His first love was airplanes. He remembers wanting to become an aeronautical engineer so he could design and build large model planes.

"As I grew up, I became more interested in science and decided to study physics, which then gave me an understanding of the basic workings of the universe," he said.

Early in his career while working at SGS Fairchild in Italy in 1968, he recalls inventing and developing silicon gate technology, which would become the basis for building tiny transitors that could rapidly switch on and off.

A few years later, start-up company Intel came knocking. Les Vadez, one of the founding members of Intel, which at the time was a fledgling memory chip company, invited Faggin to help with a secret project. Faggin accepted and immediately began drafting the blueprint for what would become the Intel 4004. The chip was specifically built for an advanced calculator by Japan's Busicom, but Faggin knew it was destined for much more than just calculators.

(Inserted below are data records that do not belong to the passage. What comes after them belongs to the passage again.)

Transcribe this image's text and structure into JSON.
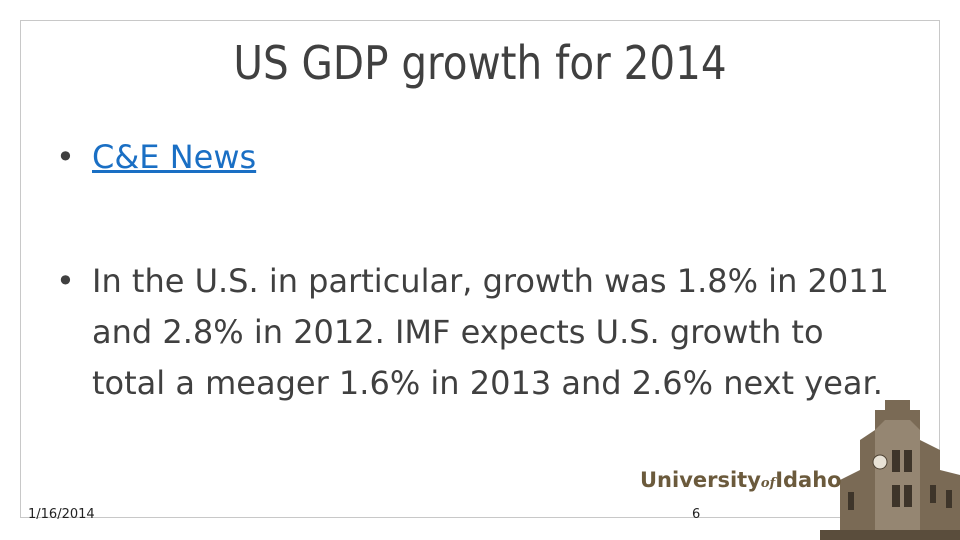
{
  "slide": {
    "title": "US GDP growth for 2014",
    "bullets": [
      {
        "text": "C&E News",
        "link": true
      },
      {
        "text": "In the U.S. in particular, growth was 1.8% in 2011 and 2.8% in 2012. IMF expects U.S. growth to total a meager 1.6% in 2013 and 2.6% next year.",
        "link": false
      }
    ],
    "footer": {
      "date": "1/16/2014",
      "page_number": "6"
    },
    "logo": {
      "name_start": "University",
      "name_middle": "of",
      "name_end": "Idaho"
    }
  }
}
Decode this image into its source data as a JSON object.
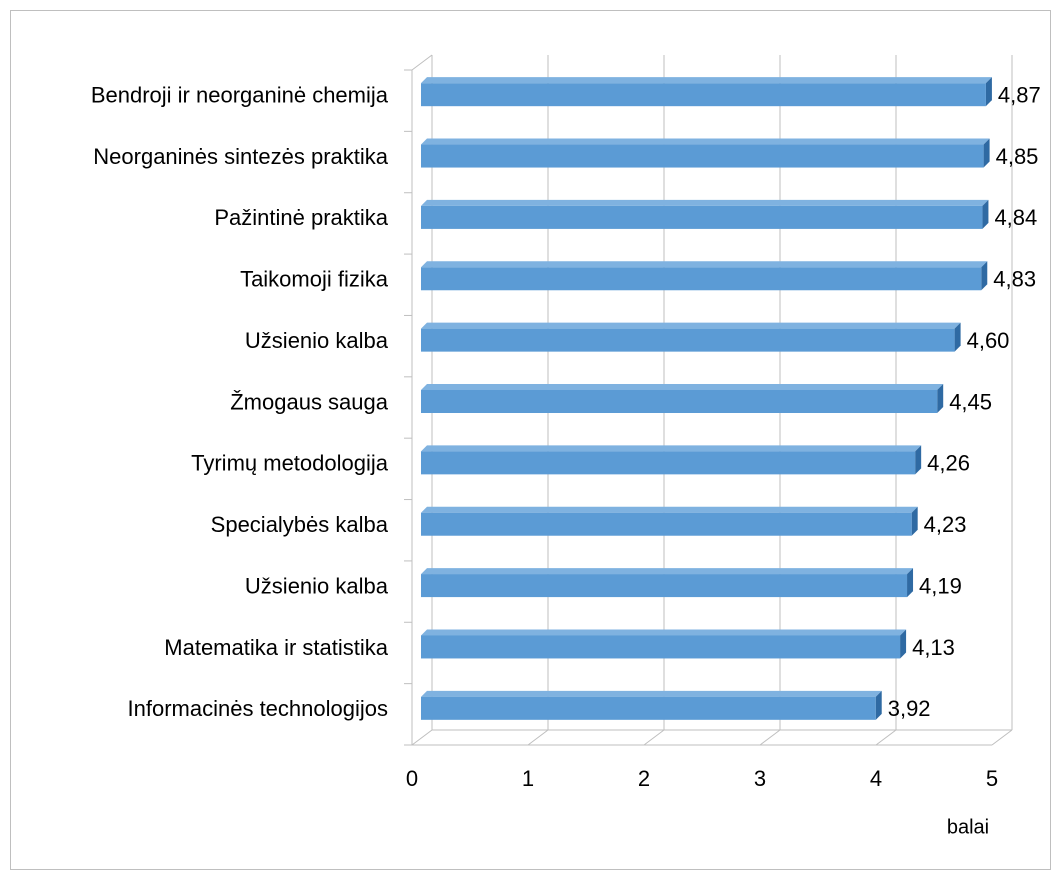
{
  "chart_data": {
    "type": "bar",
    "orientation": "horizontal",
    "three_d": true,
    "x_label": "balai",
    "categories": [
      "Bendroji ir neorganinė chemija",
      "Neorganinės sintezės praktika",
      "Pažintinė praktika",
      "Taikomoji fizika",
      "Užsienio kalba",
      "Žmogaus sauga",
      "Tyrimų metodologija",
      "Specialybės kalba",
      "Užsienio kalba",
      "Matematika ir statistika",
      "Informacinės technologijos"
    ],
    "values": [
      4.87,
      4.85,
      4.84,
      4.83,
      4.6,
      4.45,
      4.26,
      4.23,
      4.19,
      4.13,
      3.92
    ],
    "value_labels": [
      "4,87",
      "4,85",
      "4,84",
      "4,83",
      "4,60",
      "4,45",
      "4,26",
      "4,23",
      "4,19",
      "4,13",
      "3,92"
    ],
    "color": "#5b9bd5",
    "xlim": [
      0,
      5
    ],
    "xticks": [
      0,
      1,
      2,
      3,
      4,
      5
    ],
    "grid": true
  }
}
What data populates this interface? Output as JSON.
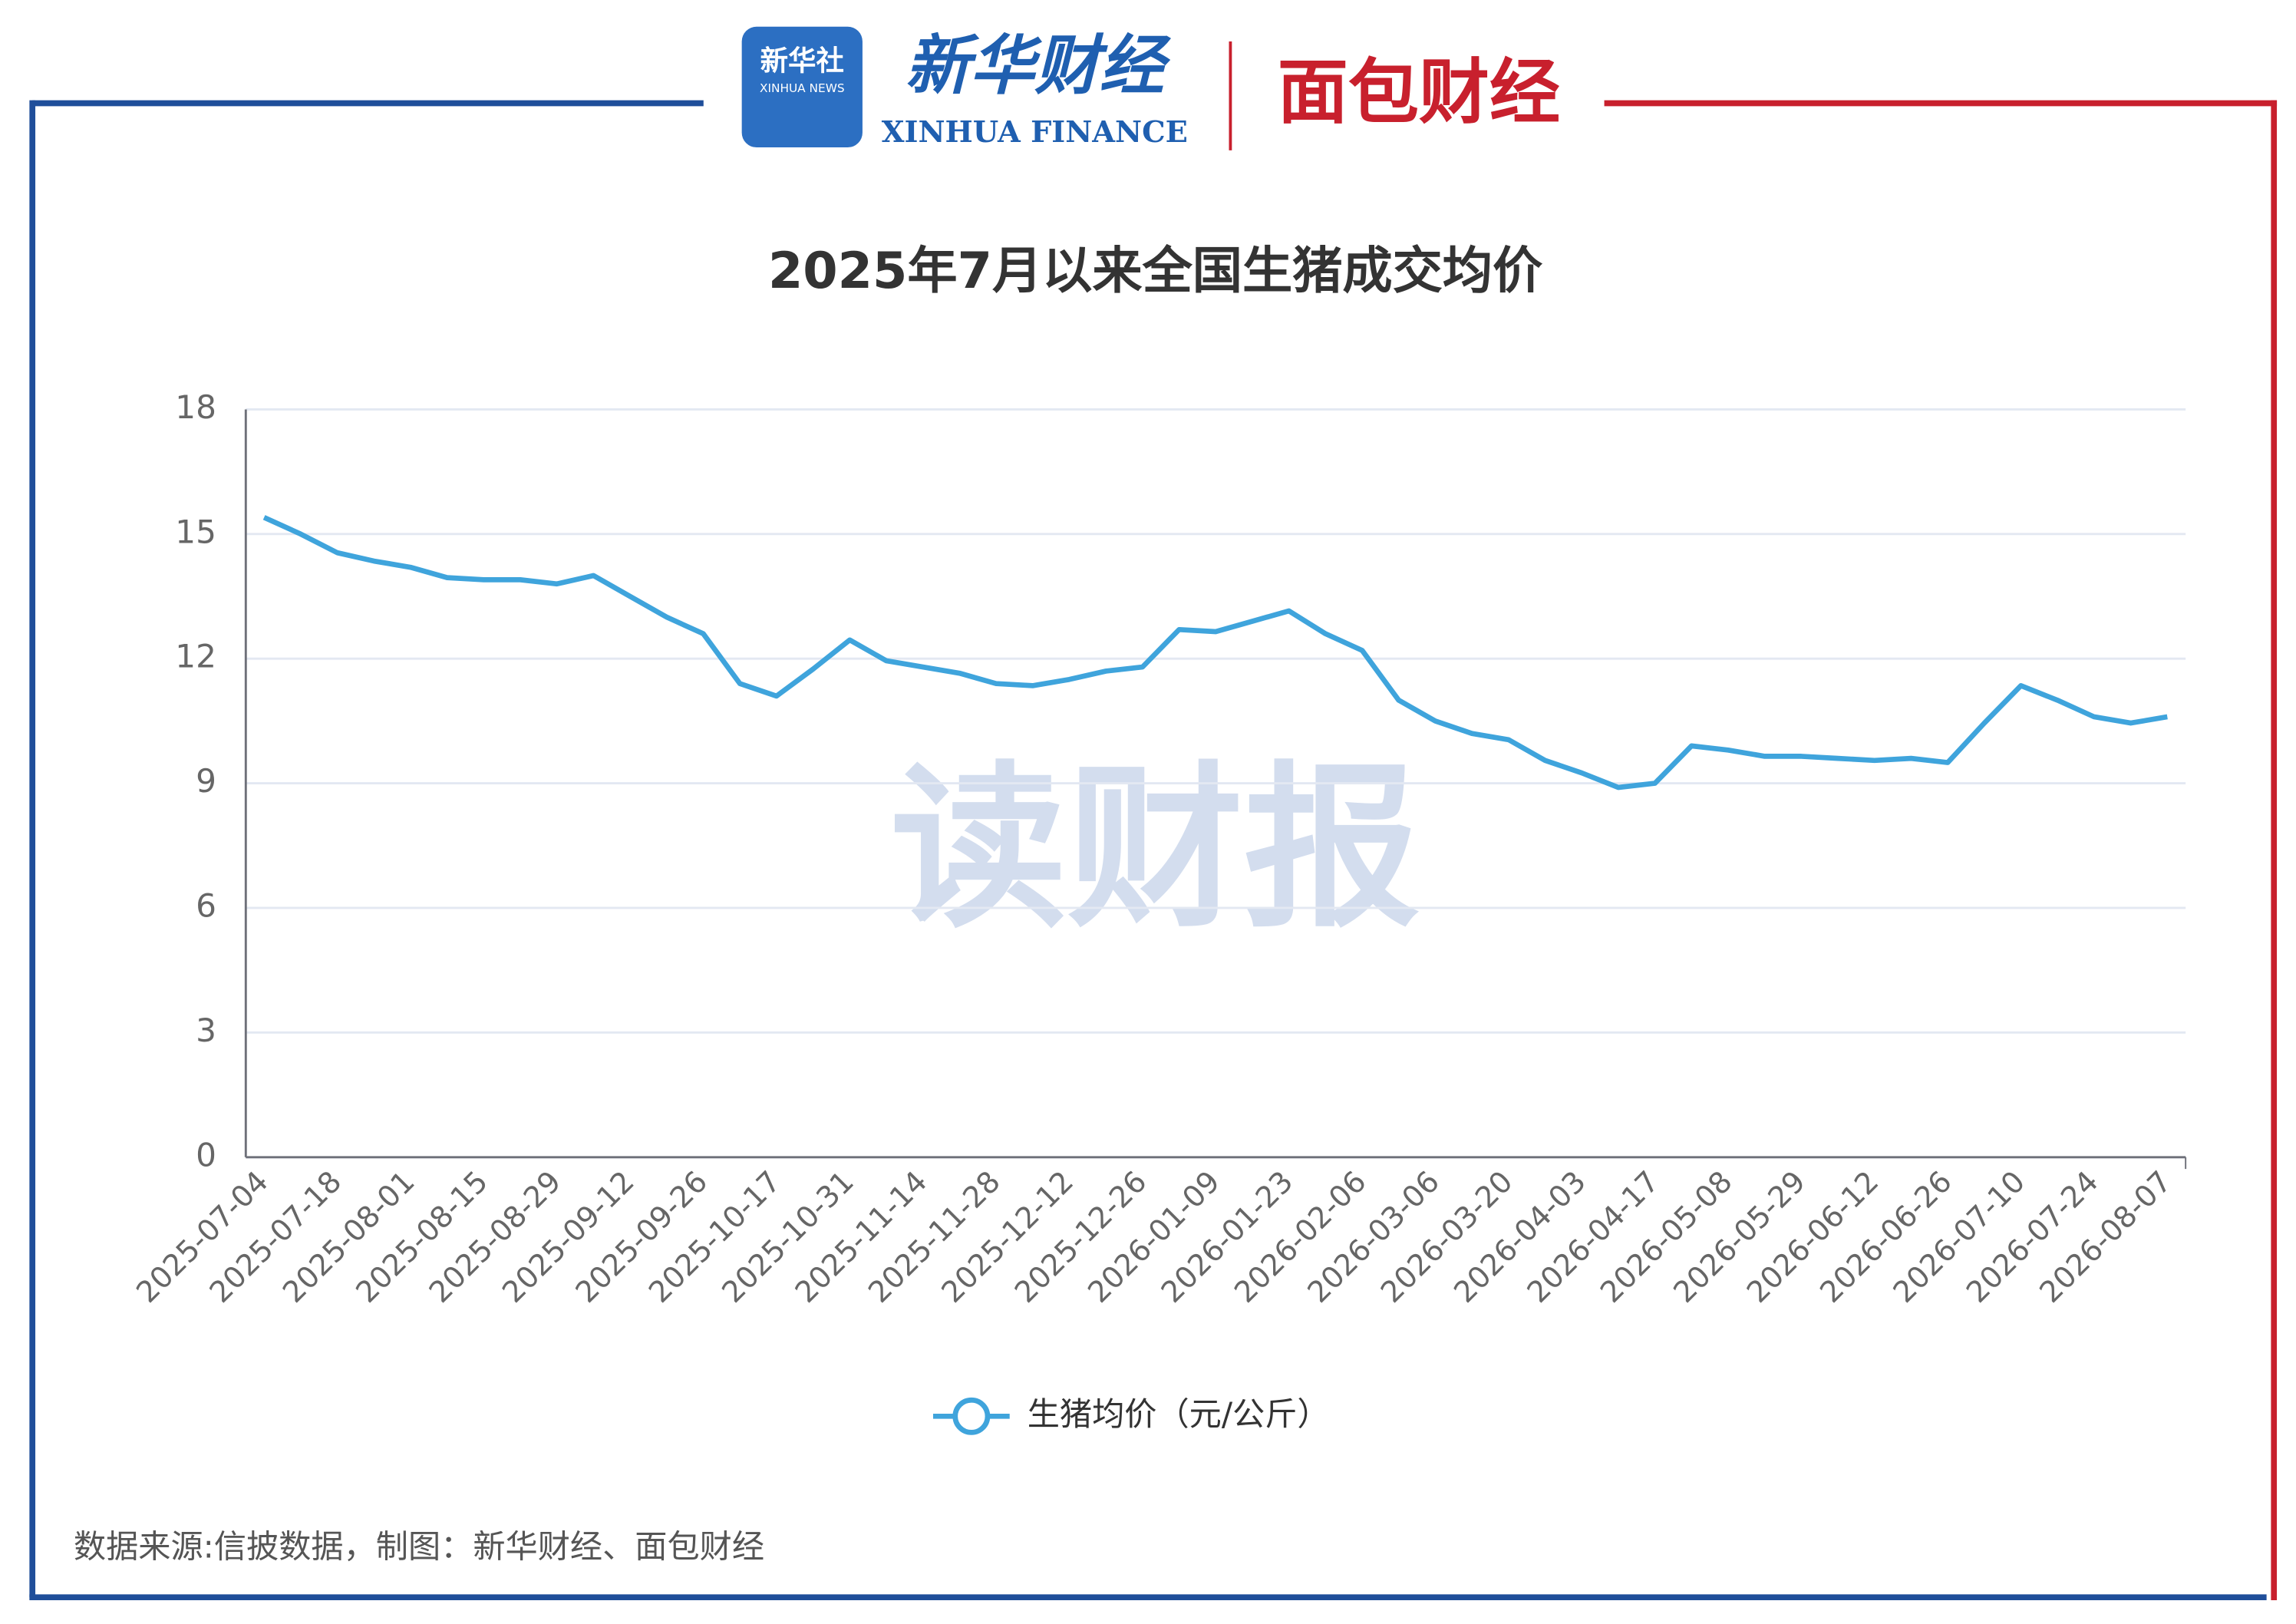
{
  "header": {
    "logo1_cn": "新华社",
    "logo1_en": "XINHUA NEWS",
    "logo2_cn": "新华财经",
    "logo2_en": "XINHUA FINANCE",
    "logo3": "面包财经"
  },
  "watermark": "读财报",
  "footer": "数据来源:信披数据，制图：新华财经、面包财经",
  "chart_data": {
    "type": "line",
    "title": "2025年7月以来全国生猪成交均价",
    "categories": [
      "2025-07-04",
      null,
      "2025-07-18",
      null,
      "2025-08-01",
      null,
      "2025-08-15",
      null,
      "2025-08-29",
      null,
      "2025-09-12",
      null,
      "2025-09-26",
      null,
      "2025-10-17",
      null,
      "2025-10-31",
      null,
      "2025-11-14",
      null,
      "2025-11-28",
      null,
      "2025-12-12",
      null,
      "2025-12-26",
      null,
      "2026-01-09",
      null,
      "2026-01-23",
      null,
      "2026-02-06",
      null,
      "2026-03-06",
      null,
      "2026-03-20",
      null,
      "2026-04-03",
      null,
      "2026-04-17",
      null,
      "2026-05-08",
      null,
      "2026-05-29",
      null,
      "2026-06-12",
      null,
      "2026-06-26",
      null,
      "2026-07-10",
      null,
      "2026-07-24",
      null,
      "2026-08-07"
    ],
    "series": [
      {
        "name": "生猪均价（元/公斤）",
        "color": "#3fa4dc",
        "values": [
          15.4,
          15.0,
          14.55,
          14.35,
          14.2,
          13.95,
          13.9,
          13.9,
          13.8,
          14.0,
          13.5,
          13.0,
          12.6,
          11.4,
          11.1,
          11.75,
          12.45,
          11.95,
          11.8,
          11.65,
          11.4,
          11.35,
          11.5,
          11.7,
          11.8,
          12.7,
          12.65,
          12.9,
          13.15,
          12.6,
          12.2,
          11.0,
          10.5,
          10.2,
          10.05,
          9.55,
          9.25,
          8.9,
          9.0,
          9.9,
          9.8,
          9.65,
          9.65,
          9.6,
          9.55,
          9.6,
          9.5,
          10.45,
          11.35,
          11.0,
          10.6,
          10.45,
          10.6
        ]
      }
    ],
    "ylim": [
      0,
      18
    ],
    "yticks": [
      0,
      3,
      6,
      9,
      12,
      15,
      18
    ],
    "grid": true,
    "legend": "bottom"
  }
}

"My major contribution was to figure out a way to integrate all the complexity of a central processing unit [CPU] into a single chip, which had never been done before," said Faggin. "It required a new methodology."

After helping the 4004 evolve into a multi-purpose, programmable processor for devices beyond the Busicom calculator, Faggin went to work on the 8080 processor, which was an 8-bit CPU used in early minicomputers several years prior to the first IBM PC.

"I did the architecture and directed its development, and the 8080 was the first high-performance microprocessor in the market," he said. "It really opened wide the application field for microprocessors."